Water-smart plants are not just drought-tolerant; they thrive in dry soils and, in many cases, only need to be watered 6-12 times per year. Don’t assume that less water yields duller gardens; water-smart plants offer a huge variety of bright, colorful plants that also happen to keep your water bill low.
In the Steppe Garden, learn about the fragile steppe biome and about steppe landscapes across the world with climates and plant communities similar to our semi-arid region.

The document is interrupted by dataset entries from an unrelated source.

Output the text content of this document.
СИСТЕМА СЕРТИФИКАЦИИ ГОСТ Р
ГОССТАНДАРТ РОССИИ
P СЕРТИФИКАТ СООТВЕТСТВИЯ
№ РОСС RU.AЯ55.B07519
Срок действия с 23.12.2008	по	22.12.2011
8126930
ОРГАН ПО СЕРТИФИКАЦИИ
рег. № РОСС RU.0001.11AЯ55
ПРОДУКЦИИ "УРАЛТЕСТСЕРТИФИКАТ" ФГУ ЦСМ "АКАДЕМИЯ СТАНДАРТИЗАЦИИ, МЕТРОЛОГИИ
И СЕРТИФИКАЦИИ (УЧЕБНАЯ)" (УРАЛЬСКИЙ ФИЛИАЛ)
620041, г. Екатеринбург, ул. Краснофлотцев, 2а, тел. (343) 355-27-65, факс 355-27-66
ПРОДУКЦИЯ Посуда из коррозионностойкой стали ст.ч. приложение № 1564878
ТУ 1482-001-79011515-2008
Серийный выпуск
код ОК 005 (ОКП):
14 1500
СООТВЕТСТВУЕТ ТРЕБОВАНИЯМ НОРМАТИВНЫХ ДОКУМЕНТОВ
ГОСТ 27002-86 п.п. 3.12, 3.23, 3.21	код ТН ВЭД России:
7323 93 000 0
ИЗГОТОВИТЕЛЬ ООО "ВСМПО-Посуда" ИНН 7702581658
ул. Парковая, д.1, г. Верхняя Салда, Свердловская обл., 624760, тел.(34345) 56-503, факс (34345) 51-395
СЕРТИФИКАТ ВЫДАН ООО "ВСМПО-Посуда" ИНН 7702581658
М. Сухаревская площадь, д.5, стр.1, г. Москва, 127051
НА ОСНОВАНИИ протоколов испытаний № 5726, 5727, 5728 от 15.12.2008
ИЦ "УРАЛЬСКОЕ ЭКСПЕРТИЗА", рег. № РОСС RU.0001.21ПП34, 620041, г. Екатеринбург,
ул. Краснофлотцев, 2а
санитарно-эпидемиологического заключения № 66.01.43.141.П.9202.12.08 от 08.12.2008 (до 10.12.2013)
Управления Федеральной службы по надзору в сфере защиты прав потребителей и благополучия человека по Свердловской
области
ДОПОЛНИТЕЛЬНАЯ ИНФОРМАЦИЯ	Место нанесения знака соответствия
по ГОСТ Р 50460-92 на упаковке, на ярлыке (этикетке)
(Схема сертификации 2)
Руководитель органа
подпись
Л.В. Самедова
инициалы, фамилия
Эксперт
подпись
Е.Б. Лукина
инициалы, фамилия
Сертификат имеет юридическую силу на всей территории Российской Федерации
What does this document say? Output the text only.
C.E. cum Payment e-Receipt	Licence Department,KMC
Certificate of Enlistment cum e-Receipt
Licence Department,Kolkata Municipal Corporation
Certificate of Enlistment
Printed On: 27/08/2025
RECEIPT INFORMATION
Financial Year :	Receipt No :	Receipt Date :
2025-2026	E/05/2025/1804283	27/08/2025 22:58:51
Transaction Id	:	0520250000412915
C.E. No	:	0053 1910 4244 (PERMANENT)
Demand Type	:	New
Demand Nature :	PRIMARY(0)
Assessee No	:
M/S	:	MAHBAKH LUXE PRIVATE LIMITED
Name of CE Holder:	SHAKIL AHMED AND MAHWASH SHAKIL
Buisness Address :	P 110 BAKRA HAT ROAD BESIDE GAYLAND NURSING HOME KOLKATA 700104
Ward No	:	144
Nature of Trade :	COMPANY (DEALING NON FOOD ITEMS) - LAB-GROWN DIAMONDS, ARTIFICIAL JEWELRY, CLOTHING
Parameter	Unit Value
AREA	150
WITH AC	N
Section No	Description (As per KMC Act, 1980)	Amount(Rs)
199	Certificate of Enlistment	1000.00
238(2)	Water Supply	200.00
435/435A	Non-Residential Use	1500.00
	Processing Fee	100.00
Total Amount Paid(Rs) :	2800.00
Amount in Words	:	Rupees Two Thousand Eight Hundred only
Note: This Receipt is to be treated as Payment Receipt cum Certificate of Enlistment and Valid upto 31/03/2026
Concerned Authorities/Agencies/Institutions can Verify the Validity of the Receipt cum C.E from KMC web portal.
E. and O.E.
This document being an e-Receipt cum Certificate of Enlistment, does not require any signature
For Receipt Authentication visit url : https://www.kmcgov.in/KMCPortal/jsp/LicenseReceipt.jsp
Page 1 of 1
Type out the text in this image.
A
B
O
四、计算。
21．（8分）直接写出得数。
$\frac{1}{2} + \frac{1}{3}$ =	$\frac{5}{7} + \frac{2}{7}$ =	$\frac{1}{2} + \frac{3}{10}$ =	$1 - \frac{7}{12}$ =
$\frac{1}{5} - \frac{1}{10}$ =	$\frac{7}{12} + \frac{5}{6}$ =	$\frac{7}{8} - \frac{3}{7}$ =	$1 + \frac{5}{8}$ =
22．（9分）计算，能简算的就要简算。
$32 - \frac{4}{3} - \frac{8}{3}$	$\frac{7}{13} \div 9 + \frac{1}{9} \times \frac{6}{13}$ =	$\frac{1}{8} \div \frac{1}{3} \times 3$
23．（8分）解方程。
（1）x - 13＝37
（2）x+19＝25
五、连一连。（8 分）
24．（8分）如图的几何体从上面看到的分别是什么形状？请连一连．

Featured are Central Asian, South African, Patagonian, and North American steppes.
South African Plaza
This exotic garden not only showcases South Africa’s rich plant diversity, but also highlights the complexity and fragility of the country’s steppe region. South Africa has a strong influence on Colorado gardens, displaying hardy Delosperma and the fanciful annual, lion’s ear.
If you want to learn more—or maybe you’re even ready to get your hands dirty—the Gardens offers classes on low-water gardening, landscaping, ornamental grasses, and more. Don’t forget, twice a year you have the chance to shop for plants at the Gardens, during the Spring Plant Sale (Friday and Saturday of Mother’s Day weekend) and Fall Plant & Bulb Sale (late September). Horticulturists are always onsite to give expert advice.